»Was soll ich nun antworten?« dachte ich. »Warum stellt man mich vor eine solche Entscheidung? Wer rät mir? Vielleicht ein Rechtsanwalt? Mein Vormund ist tot, mein Stiefvater lehnt es ab, und seine Ansicht liegt ja auch in seinem eigenen Vorgehen.

Dazu brannten die dunklen Augen dieses Mannes – ich kann nicht anders sagen, als beunruhigend – in die meinen, und ich muß es vor mir bekennen, daß etwas in mir sich ihm unterwarf.«

»Ich habe ja keine Ahnung, was ich Ihnen antworten soll,« quälte ich mir endlich ab.

Da fing er noch einmal an mit Zahlen und Geschäftsberichten auf mich einzureden, so daß ich fühlte, er machte es wie für ein Kind zurecht.

Ich verstand doch nichts, ich wollte auch gar nicht recht zuhören. Mein Kopf und mein Rücken taten so weh. Und schließlich dachte ich: Wenn du da mit der Hand, die mein toter Vater noch gedrückt hat, meine nehmen oder mein Haar streicheln wolltest, so würde ich wenig nach Zinsen und Kapital, Maschinen, Aktien und Jahresabschlüssen fragen.
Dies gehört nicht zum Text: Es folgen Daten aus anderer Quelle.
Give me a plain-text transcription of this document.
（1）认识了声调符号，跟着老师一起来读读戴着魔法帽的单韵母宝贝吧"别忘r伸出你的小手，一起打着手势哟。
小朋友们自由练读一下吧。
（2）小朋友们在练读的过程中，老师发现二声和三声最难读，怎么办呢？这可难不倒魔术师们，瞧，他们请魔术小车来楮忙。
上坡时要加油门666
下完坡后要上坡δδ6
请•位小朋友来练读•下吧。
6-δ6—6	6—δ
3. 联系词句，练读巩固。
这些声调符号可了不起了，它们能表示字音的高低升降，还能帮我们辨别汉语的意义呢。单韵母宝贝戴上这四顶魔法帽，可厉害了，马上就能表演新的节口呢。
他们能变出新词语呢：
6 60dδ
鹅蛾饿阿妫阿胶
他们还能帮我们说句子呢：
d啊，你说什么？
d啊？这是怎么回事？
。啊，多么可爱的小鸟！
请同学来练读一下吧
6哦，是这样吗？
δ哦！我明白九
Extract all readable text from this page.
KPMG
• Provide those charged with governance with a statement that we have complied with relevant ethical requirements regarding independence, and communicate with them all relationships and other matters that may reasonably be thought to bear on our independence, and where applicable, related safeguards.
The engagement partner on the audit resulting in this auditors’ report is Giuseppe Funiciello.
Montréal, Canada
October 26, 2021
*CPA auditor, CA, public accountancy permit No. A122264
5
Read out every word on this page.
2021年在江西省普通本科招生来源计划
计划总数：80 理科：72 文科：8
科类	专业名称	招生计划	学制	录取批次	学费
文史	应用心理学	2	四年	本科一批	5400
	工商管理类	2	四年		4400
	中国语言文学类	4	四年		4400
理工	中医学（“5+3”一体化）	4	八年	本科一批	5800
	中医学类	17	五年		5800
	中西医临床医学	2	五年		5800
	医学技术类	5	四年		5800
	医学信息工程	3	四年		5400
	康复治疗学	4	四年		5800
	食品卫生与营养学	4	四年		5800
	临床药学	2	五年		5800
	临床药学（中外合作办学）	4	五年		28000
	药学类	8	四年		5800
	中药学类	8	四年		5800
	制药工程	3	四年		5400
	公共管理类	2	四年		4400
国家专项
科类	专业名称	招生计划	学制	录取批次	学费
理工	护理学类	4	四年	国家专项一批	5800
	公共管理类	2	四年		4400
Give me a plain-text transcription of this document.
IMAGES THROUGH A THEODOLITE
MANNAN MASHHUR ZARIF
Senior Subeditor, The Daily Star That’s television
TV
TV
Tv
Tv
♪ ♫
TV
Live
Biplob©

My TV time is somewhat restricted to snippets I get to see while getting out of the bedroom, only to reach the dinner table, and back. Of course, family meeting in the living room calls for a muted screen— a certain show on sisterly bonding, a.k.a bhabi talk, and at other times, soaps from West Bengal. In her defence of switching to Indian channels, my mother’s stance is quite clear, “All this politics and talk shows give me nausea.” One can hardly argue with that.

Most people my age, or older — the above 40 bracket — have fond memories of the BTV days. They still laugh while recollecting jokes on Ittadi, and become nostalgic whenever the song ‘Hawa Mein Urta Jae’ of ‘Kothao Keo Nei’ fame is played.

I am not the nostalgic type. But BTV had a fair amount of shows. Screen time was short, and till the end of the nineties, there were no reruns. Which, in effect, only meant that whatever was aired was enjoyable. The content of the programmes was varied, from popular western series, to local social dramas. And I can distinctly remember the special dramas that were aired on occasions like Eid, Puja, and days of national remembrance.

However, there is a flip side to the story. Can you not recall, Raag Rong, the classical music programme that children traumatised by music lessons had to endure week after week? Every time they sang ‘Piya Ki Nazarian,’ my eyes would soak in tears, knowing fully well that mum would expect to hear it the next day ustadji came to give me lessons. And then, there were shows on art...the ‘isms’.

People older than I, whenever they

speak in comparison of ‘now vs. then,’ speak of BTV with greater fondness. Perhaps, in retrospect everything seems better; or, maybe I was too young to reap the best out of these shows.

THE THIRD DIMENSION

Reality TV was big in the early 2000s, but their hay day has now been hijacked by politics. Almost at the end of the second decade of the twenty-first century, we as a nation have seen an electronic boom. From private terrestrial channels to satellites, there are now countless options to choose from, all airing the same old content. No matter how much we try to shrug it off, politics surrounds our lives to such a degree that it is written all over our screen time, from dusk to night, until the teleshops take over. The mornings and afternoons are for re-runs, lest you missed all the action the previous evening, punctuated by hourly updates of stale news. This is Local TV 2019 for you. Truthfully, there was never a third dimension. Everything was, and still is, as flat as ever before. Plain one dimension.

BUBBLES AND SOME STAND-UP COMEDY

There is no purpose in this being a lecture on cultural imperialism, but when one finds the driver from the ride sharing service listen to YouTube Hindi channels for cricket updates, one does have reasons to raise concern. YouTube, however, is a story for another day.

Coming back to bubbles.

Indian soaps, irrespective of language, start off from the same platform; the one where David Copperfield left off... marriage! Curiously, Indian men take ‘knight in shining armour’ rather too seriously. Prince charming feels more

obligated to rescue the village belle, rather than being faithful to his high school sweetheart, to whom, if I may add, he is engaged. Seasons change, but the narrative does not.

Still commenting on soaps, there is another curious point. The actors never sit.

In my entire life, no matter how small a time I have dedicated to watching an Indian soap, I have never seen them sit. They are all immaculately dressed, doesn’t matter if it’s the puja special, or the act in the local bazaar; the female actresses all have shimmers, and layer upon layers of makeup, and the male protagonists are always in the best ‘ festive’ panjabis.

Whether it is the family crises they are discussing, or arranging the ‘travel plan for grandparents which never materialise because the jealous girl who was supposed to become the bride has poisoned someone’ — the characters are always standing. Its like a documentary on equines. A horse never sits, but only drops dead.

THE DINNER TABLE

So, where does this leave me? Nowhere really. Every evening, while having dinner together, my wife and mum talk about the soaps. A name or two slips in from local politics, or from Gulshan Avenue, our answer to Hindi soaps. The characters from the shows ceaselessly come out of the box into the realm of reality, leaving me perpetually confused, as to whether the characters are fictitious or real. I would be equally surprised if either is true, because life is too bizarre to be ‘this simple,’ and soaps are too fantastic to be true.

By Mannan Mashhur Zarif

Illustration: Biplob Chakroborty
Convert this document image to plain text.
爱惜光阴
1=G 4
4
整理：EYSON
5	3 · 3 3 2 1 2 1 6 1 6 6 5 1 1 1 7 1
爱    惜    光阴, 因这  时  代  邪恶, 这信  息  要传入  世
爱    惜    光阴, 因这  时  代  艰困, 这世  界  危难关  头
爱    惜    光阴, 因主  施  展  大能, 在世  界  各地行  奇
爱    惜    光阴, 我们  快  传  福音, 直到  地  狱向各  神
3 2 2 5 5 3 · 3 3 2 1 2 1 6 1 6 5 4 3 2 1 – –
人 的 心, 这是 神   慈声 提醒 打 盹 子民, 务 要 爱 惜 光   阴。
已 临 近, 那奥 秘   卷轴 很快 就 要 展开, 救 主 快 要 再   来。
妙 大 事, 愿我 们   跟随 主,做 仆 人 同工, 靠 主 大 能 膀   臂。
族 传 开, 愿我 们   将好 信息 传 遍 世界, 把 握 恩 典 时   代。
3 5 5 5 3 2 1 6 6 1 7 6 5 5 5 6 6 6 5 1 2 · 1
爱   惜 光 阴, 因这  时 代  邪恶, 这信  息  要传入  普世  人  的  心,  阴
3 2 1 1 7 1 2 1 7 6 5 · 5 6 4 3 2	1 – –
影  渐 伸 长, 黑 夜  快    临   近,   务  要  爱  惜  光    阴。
»Denken Sie nach, ziehen Sie Erkundigungen ein,« sagte er schließlich, »ich werde Ihnen Adressen dalassen. Sie werden sich ja doch, bis ein Berufener Ihnen diese Sorgen aus der Hand nimmt, damit beschäftigen müssen. Übermorgen bin ich hier und gebe Ihnen selbst noch jede gewünschte Auskunft.«

Dann sah er mich schärfer und voller Mitleid an.... »Ich quäle Sie, armes Kind, Sie sind ganz weiß geworden. Vielleicht hat mein Sohn doch recht gehabt.«

»Ja, Ihr Sohn sollte doch auch mitkommen. Wo ist er?« fragte ich gleichgültig.

Herr Hillmann sah etwas verlegen über mich weg. »Mein Sohn, – o, – er ist geschäftlich verhindert, – das heißt, offen gestanden, – mein Sohn ist ein wundervoller Mensch, – aber ein Träumer, – ein Träumer sage ich Ihnen – mit dem man sich oft kaum verständigen könnte, wenn man ihn nicht so lieb haben müßte.«

»Und?« fragte ich nun etwas neugierig.